Rutgers University, Newark, NJ, USA.
University of Texas Health Science Center at Houston, TX, USA.
J Biomed Inform. 2021 May;117:103714. doi: 10.1016/j.jbi.2021.103714. Epub 2021 Mar 10.
With cloud computing is being widely adopted in conducting genome-wide association studies (GWAS), how to verify the integrity of outsourced GWAS computation remains to be accomplished. Here, we propose two novel algorithms to generate synthetic SNPs that are indistinguishable from real SNPs. The first method creates synthetic SNPs based on the phenotype vector, while the second approach creates synthetic SNPs based on real SNPs that are most similar to the phenotype vector.
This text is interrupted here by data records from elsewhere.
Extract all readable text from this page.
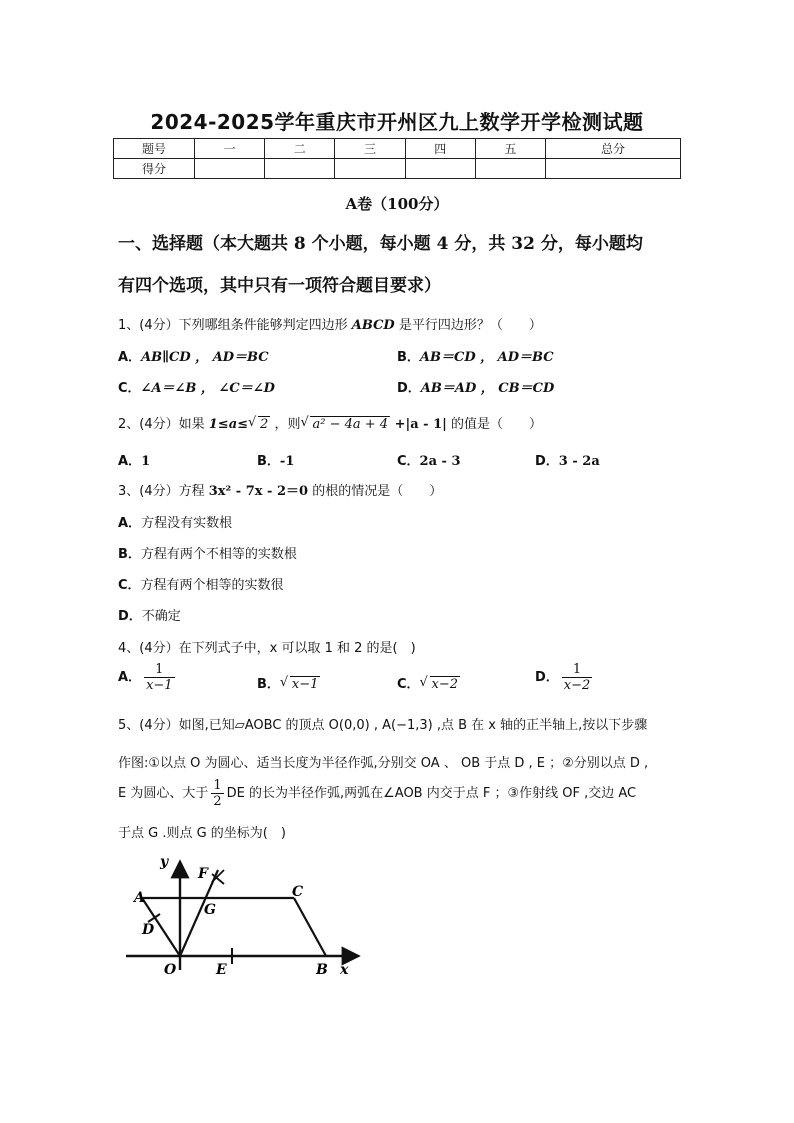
2024-2025学年重庆市开州区九上数学开学检测试题
题号	一	二	三	四	五	总分
得分						
A卷（100分）
一、选择题（本大题共 8 个小题，每小题 4 分，共 32 分，每小题均
有四个选项，其中只有一项符合题目要求）
1、(4分）下列哪组条件能够判定四边形 ABCD 是平行四边形？（　　）
A．AB∥CD ， AD＝BC	B．AB＝CD ， AD＝BC
C．∠A＝∠B ， ∠C＝∠D	D．AB＝AD ， CB＝CD
2、(4分）如果 1≤a≤ √ 2 ，则 √ a² − 4a + 4 +|a - 1| 的值是（　　）
A．1	B．-1	C．2a - 3	D．3 - 2a
3、(4分）方程 3x² - 7x - 2＝0 的根的情况是（　　）
A．方程没有实数根
B．方程有两个不相等的实数根
C．方程有两个相等的实数很
D．不确定
4、(4分）在下列式子中，x 可以取 1 和 2 的是(　)
A． $\frac{1}{x-1}$	B． √ x−1	C． √ x−2	D． $\frac{1}{x-2}$
5、(4分）如图,已知▱AOBC 的顶点 O(0,0) , A(−1,3) ,点 B 在 x 轴的正半轴上,按以下步骤
作图:①以点 O 为圆心、适当长度为半径作弧,分别交 OA 、 OB 于点 D , E ；②分别以点 D ,
E 为圆心、大于 $\frac{1}{2}$ DE 的长为半径作弧,两弧在∠AOB 内交于点 F ；③作射线 OF ,交边 AC
于点 G .则点 G 的坐标为(　)
y
x
A	C
D
G
F
O	E	B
The time complexity of the first approach and the second approach is Om and Omlogn, respectively, where m is the number of subjects while n is the number of SNPs. Furthermore, through a game theoretic analysis, we demonstrate that it is possible to incentivize honest behavior by the server by coupling appropriate payoffs with randomized verification. We conduct extensive experiments of our proposed methods, and the results show that beyond a formal adversarial model, when only a few synthetic SNPs are generated and mixed into the real data they cannot be distinguished from the real SNPs even by a variety of predictive machine learning models. We demonstrate that the proposed approach can ensure that logistic regression for GWAS can be outsourced in an efficient and trustworthy way.
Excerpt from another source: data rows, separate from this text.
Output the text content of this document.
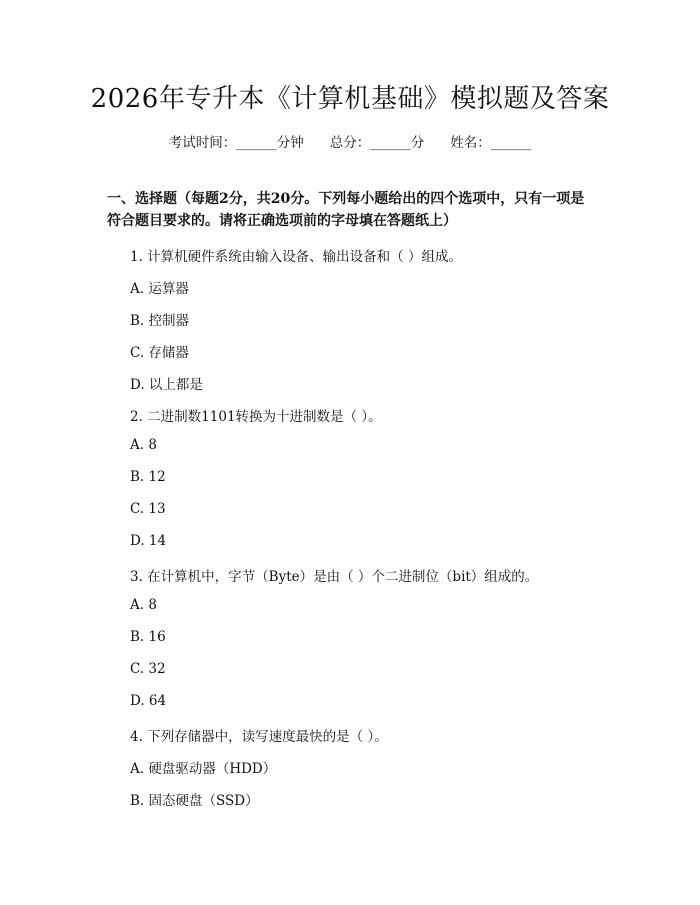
2026年专升本《计算机基础》模拟题及答案
考试时间：______分钟 总分：______分 姓名：______
一、选择题（每题2分，共20分。下列每小题给出的四个选项中，只有一项是符合题目要求的。请将正确选项前的字母填在答题纸上）
1. 计算机硬件系统由输入设备、输出设备和（ ）组成。
A. 运算器
B. 控制器
C. 存储器
D. 以上都是
2. 二进制数1101转换为十进制数是（ ）。
A. 8
B. 12
C. 13
D. 14
3. 在计算机中，字节（Byte）是由（ ）个二进制位（bit）组成的。
A. 8
B. 16
C. 32
D. 64
4. 下列存储器中，读写速度最快的是（ ）。
A. 硬盘驱动器（HDD）
B. 固态硬盘（SSD）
随着云计算在全基因组关联研究(GWAS)中的广泛应用,如何验证外包 GWAS 计算的完整性仍然有待完成。在这里,我们提出了两种新的算法来生成与真实 SNP 无法区分的合成 SNP。第一种方法基于表型向量生成合成 SNP,而第二种方法则基于与表型向量最相似的真实 SNP 生成合成 SNP。第一种方法和第二种方法的时间复杂度分别为 Om 和 Omlogn,其中 m 是受试者的数量,n 是 SNP 的数量。此外,通过博弈论分析,我们证明通过将适当的报酬与随机验证相结合,可以激励服务器的诚实行为。我们对所提出的方法进行了广泛的实验,结果表明,在正式的对抗模型之外,当只生成少量的合成 SNP 并将其混入真实数据中时,即使使用各种预测机器学习模型,也无法将它们与真实 SNP 区分开来。我们证明了所提出的方法可以确保 GWAS 的逻辑回归可以以高效和值得信赖的方式进行外包。